There are two reasons to center predictor variables in any type of regression analysis–linear, logistic, multilevel, etc.
1. To lessen the correlation between a multiplicative term (interaction or polynomial term) and its component variables (the ones that were multiplied).
2. To make interpretation of parameter estimates easier.
I was recently asked when is centering NOT a good idea?
Well, basically when it doesn’t help.
For reason #1, it will only help if you have multiplicative terms in a model. If you don’t have any multiplicative terms–no interactions or polynomials–centering isn’t going to help.

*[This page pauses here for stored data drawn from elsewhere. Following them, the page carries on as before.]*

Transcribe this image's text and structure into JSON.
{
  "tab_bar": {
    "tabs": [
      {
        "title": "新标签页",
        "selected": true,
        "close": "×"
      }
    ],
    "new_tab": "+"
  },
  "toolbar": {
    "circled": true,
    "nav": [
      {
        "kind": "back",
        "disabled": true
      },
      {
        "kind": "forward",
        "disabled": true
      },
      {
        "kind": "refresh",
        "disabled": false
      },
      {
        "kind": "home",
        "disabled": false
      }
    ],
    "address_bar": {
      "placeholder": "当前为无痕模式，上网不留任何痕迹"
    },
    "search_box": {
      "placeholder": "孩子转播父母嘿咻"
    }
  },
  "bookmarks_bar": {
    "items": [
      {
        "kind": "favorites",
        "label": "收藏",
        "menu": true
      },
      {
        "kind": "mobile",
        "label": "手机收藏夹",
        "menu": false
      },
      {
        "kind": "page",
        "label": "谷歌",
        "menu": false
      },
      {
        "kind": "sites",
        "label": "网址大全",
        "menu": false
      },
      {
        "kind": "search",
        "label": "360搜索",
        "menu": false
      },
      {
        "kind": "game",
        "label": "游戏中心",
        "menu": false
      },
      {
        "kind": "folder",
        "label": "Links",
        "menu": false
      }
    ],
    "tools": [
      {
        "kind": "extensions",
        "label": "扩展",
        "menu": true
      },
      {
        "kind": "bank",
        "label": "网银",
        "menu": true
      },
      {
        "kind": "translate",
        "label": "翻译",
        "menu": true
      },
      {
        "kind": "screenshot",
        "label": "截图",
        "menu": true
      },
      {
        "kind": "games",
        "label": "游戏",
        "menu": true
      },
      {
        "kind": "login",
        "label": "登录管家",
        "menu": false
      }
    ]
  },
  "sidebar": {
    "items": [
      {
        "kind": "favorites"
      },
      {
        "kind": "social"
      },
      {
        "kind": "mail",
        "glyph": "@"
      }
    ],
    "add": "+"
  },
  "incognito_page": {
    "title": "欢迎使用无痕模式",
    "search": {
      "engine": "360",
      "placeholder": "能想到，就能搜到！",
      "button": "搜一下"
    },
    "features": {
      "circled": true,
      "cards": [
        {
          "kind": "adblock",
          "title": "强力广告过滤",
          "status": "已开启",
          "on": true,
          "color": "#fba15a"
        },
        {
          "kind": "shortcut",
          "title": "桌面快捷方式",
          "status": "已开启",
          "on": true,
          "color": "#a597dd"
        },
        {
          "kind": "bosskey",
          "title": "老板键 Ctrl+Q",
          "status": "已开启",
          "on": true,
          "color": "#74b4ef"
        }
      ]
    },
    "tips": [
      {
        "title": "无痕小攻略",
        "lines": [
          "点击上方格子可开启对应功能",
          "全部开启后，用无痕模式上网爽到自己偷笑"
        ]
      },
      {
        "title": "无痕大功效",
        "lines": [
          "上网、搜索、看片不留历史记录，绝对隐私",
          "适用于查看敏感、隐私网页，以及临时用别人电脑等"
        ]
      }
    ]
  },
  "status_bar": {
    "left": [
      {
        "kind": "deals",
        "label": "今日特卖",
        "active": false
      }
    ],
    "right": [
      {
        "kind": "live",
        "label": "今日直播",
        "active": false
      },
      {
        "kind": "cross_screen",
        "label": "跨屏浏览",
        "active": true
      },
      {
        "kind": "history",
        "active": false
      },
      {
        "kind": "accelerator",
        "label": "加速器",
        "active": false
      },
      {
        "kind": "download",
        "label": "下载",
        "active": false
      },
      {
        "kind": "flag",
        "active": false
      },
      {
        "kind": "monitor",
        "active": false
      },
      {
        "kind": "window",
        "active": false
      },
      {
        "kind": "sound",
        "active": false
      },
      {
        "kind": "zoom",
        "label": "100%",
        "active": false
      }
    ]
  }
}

For reason #2, centering especially helps interpretation of parameter estimates (coefficients) when:
a) you have an interaction in the model
b) particularly if that interaction includes a continuous and a dummy coded categorical variable and
c) if the continuous variable does not contain a meaningful value of 0
d) even if 0 is a real value, if there is another more meaningful value such as a threshold point. (For example, if you’re doing a study on the amount of time parents work, with a predictor of Age of Youngest Child, an Age of 0 is meaningful and will be in the data set, but centering at 5, when kids enter school, might be more meaningful).
So when NOT to center:
1. If all continuous predictors have a meaningful value of 0.
2. If you have no interaction terms involving that predictor.
3. And if there are no values that are particularly meaningful.